Date posted:  7/21/15 09:45:00 AM Americans looking for a strong job market should consider health care.

College students - along with adults debating going back to school - might want to take note: There are a few job sectors that stand above the rest when it comes to demand, according to the U.S. Bureau of Labor Statistics.

The most promising results indicated health care related fields. With a large portion of baby boomers set to retire and need more help at home, the BLS estimated the country will need nearly 3 million health care related jobs through 2022.

The Missoulan also reported many health care graduates of Missoula College are finding good jobs right after leaving school.

Nick Arthur, chair of the Health Professions department Missoula, which is administered by the University of Montana, said recent graduates are also making solid wages right out of school.

"A new graduate can expect to make between $45,000 and $50,000 in nursing or respiratory therapy," Arthur said. "And that's not overly optimistic. That's very realistic. And for our grads, there are multiple avenues of employment, not just hospitals. There are sleep care clinics and other lesser known types of jobs available, that sort of thing."

However, the BLS reported not all health care jobs require a degree. Jobs for personal care aides and home health aides continue to rise as baby boomers age.

Restaurants and retailers should also expand hiring in the coming years, according to the bureau. The data estimates restaurants to hire 422,000 new employees and retailers to hire 435,000 workers through 2022.

Best job markets by city
It's not just the type of job that can make or break someone's employment chances. The city a prospective worker resides in can also have a serious impact on opportunity. CareerBuilder and Economic Modeling Specialists Intl. recently ranked the top 150 labor markets by the nation's largest cities. The report is called the "Labor Market 150 Index."

"The Labor Market 150 Index offers a balanced, holistic view of the current state of U.S. labor markets," Matt Ferguson, CEO of CareerBuilder, said in a release. "We know the economy is improving nationwide, but the index helps identify regions and cities driving the recovery, as well as those struggling to rebound."

The top 10 markets for job growth are spread throughout the country. Provo, Utah, ranked first overall with strong job growth, a rising technology sector and an unemployment rate of just 3 percent.

  1. Provo, Utah
  2. Houston, Texas
  3. Raleigh, North Carolina
  4. Salt Lake City, Utah
  5. Fayatville, Arkansas
  6. Austin, Texas
  7. Port St. Lucie, Florida
  8. Myrtle Beach, South Carolina
  9. Naples, Florida
  10. Lafayette, Louisiana

"Metros with low unemployment and growth in good-paying occupations are ranked high, as well as metros projected to grow through the end of the decade and currently seeing new job openings on the rise," Ferguson said.

How did other major markets fare?
Houston was the lone city with a population rank in the top 10 to make the list.
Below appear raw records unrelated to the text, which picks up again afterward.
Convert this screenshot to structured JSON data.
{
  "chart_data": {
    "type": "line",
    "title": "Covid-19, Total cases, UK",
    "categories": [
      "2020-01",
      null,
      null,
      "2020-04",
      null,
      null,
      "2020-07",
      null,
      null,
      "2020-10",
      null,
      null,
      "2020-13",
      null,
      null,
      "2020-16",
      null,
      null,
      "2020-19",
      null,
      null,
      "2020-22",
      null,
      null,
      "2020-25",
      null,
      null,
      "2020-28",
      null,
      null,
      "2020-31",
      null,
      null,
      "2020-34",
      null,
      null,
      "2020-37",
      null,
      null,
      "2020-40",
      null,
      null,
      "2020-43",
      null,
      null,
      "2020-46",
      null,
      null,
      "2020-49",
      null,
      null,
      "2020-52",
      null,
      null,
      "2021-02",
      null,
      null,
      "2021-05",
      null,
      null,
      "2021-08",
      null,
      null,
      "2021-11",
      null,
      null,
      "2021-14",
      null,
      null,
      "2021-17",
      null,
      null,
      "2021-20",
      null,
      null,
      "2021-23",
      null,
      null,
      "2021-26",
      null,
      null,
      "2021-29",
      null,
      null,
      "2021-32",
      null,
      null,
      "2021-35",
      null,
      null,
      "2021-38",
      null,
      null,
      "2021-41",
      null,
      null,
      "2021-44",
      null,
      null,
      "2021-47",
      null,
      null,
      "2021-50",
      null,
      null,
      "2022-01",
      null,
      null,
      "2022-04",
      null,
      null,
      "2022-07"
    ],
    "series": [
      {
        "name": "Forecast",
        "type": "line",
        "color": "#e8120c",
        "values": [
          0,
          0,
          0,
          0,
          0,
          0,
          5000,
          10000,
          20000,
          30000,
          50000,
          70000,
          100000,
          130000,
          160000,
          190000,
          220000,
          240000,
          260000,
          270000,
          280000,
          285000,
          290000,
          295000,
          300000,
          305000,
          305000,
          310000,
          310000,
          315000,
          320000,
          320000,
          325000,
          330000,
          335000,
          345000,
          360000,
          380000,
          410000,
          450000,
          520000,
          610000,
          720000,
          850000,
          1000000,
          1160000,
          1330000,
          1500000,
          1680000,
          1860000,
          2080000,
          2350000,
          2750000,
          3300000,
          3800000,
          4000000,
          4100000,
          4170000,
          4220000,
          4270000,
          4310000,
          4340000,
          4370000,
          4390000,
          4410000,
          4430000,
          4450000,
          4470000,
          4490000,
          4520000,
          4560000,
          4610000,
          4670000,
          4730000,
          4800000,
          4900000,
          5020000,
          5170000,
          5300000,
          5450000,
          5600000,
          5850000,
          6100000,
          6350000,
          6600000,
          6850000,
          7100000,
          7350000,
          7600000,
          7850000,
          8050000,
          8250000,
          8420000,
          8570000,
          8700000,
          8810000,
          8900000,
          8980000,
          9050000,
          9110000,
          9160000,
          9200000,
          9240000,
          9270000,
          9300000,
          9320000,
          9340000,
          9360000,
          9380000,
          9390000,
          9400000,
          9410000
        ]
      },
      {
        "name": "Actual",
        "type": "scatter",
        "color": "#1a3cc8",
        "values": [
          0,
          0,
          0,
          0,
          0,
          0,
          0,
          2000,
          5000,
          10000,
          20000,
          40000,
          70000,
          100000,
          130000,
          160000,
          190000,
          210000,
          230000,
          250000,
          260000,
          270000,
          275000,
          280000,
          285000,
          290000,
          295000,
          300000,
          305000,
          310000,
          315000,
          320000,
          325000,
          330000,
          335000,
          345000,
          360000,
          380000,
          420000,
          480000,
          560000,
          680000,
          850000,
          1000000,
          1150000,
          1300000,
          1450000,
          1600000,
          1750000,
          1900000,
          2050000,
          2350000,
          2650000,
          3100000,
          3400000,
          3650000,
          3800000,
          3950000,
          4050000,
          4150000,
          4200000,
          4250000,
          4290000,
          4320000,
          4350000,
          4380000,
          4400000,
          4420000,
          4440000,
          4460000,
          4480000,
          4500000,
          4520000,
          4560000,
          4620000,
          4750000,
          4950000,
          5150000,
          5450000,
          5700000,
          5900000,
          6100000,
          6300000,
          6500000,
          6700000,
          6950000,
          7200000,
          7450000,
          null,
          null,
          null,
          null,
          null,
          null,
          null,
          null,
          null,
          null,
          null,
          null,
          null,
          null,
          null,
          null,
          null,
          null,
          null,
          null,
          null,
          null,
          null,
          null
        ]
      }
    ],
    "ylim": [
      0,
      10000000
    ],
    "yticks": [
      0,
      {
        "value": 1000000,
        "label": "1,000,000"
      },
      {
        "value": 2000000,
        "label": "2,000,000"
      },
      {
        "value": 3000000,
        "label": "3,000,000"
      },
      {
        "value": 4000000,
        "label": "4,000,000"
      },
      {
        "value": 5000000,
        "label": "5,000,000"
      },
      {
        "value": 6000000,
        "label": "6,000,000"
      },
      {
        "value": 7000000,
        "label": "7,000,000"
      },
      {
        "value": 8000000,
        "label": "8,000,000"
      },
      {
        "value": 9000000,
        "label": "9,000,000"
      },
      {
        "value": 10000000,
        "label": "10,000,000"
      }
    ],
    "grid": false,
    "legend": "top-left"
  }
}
The three largest cities didn't fare nearly as well. New York ranked 90th, Los Angeles was 87th and Chicago 120th.

New York, the most populated city in the country, has a job growth rate ranked ninth in the nation, but the city was hurt via lethargic employment growth in recent years. Los Angeles, the second most populous metro area, would have been higher but had an unemployment rate of 7 percent. Meanwhile, Chicago's unemployment rate is on the decline, but the Windy City was also hurt by limited job growth.